Git’s Coolness

I started to realize how cool git is when I saw this:
Visualization of an octopus-style merge with git using gitk.

I can start to see how git’s line of thinking, and especially its parent/child tracking could really make merges a TON easier than most people experience. Instead of taking up most of a senior developer’s time, it could make it enjoyable — maybe. :-)

I’m game to check it out and switch from subversion.

Automate the Tiny Things

I don’t know how many years I’ve used the following command chain to add all my unknown files to Subversion:

svn st | grep ? | sed -e s/? *// | xargs svn add

Inevitably I occasionally end up using that string on some directory where I have a space in the pathname, and everything bombs. So I finally got around to adding it to my ~/.bash_aliases file today, with the additional -e "s/^\(.*\)$/\"\1\"/". Simple, really (just make sure that something sources that file):

alias svnaddall=svn st | grep ? | sed -e “s/? *//” -e “s/^\\(.*\\)$/\\”\\1\\”/” | xargs svn add

I may still play with the actual alias name to see what sticks in my every day practice. Maybe I totally missed a way simpler way to do this. Seems like I’ve done something like this since back when I started using Subversion at release 0.18 or 0.19. Maybe I haven’t kept up, so I’d be happy to be enlightened.

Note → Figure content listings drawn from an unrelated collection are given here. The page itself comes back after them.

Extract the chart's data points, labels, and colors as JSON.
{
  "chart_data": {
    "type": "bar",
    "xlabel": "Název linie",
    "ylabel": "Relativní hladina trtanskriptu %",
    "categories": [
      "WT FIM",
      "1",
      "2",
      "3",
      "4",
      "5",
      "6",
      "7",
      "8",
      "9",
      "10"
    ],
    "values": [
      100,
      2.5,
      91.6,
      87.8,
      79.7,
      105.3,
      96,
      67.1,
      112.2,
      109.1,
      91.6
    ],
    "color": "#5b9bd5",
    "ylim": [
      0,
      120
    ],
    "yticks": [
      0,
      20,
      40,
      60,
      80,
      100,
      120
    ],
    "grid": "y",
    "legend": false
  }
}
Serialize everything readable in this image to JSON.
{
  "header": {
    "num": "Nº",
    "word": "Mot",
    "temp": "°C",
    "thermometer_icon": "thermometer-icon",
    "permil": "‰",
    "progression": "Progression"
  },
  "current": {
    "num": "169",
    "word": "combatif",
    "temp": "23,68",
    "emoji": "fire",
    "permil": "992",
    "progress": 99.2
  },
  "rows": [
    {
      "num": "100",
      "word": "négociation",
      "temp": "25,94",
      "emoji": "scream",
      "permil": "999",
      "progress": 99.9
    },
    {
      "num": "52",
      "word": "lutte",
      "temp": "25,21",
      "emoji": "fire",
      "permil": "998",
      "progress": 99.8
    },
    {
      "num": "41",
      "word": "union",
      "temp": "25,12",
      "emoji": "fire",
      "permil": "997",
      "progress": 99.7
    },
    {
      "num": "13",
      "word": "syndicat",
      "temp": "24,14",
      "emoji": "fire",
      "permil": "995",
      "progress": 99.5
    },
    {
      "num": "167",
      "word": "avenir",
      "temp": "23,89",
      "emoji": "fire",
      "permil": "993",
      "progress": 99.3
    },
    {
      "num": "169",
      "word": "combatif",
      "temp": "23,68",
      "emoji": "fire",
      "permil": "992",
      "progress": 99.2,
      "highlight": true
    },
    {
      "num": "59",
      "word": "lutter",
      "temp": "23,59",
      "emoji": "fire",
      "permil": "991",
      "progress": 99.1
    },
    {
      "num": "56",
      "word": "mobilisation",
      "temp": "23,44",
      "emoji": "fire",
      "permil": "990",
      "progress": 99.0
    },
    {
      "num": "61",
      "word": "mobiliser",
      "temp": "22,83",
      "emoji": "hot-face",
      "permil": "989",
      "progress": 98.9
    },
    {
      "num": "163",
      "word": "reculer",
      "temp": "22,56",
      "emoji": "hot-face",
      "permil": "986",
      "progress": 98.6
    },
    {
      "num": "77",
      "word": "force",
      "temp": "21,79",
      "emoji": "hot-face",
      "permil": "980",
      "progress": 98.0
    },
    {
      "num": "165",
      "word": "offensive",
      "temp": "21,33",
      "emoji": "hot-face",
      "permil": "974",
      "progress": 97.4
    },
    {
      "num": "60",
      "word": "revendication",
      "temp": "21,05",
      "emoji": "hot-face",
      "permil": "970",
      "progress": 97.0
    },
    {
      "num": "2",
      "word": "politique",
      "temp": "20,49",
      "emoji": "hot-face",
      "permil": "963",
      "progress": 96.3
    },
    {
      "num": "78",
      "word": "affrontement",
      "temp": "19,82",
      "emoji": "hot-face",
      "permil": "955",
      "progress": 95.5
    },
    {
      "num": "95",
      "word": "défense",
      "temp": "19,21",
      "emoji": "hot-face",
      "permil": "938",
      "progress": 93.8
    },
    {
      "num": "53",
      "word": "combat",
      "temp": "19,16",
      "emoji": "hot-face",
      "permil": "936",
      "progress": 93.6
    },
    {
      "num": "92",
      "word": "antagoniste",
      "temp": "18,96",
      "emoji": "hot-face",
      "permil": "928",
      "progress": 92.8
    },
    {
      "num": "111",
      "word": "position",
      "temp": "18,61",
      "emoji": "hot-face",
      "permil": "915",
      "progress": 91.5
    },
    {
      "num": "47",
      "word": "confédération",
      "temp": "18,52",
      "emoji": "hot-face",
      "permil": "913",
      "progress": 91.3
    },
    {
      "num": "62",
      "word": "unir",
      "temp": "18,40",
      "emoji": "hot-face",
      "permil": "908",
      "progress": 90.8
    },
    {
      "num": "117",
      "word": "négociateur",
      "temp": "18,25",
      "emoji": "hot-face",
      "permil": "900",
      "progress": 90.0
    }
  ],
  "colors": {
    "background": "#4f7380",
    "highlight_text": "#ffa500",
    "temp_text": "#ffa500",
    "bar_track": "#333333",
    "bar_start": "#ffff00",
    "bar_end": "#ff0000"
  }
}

Do you have anything tiny hanging around that should be automated right now?

Calm before the storm

Tonight we’ll be deploying the first beta of a major new feature of our product that my team’s been working on since September. Don’t get me wrong, we’ve release updates to our product every two weeks. Our branching strategy is such that we have one month cycles on /trunk that branch on release, and are followed up by a second release two weeks later with some new functionality, but no major restructuring. That keeps us building along happily every two weeks with a way to take on bigger work on the four week branch.

Pieces of it have been growing in the app for some time, but tonight we flip on the central piece for a few small groups. We had a hectic day yesterday, and ultimately discovered a networking problem two teams away that prevented us from hitting our well-publicized deadline last night (always make sure to setup your QA environment as closely as possible to your production environment). All that should be resolved today. Everything’s done.

Now there’s nothing more to do for this release but sit and wait to see which way the wind blows.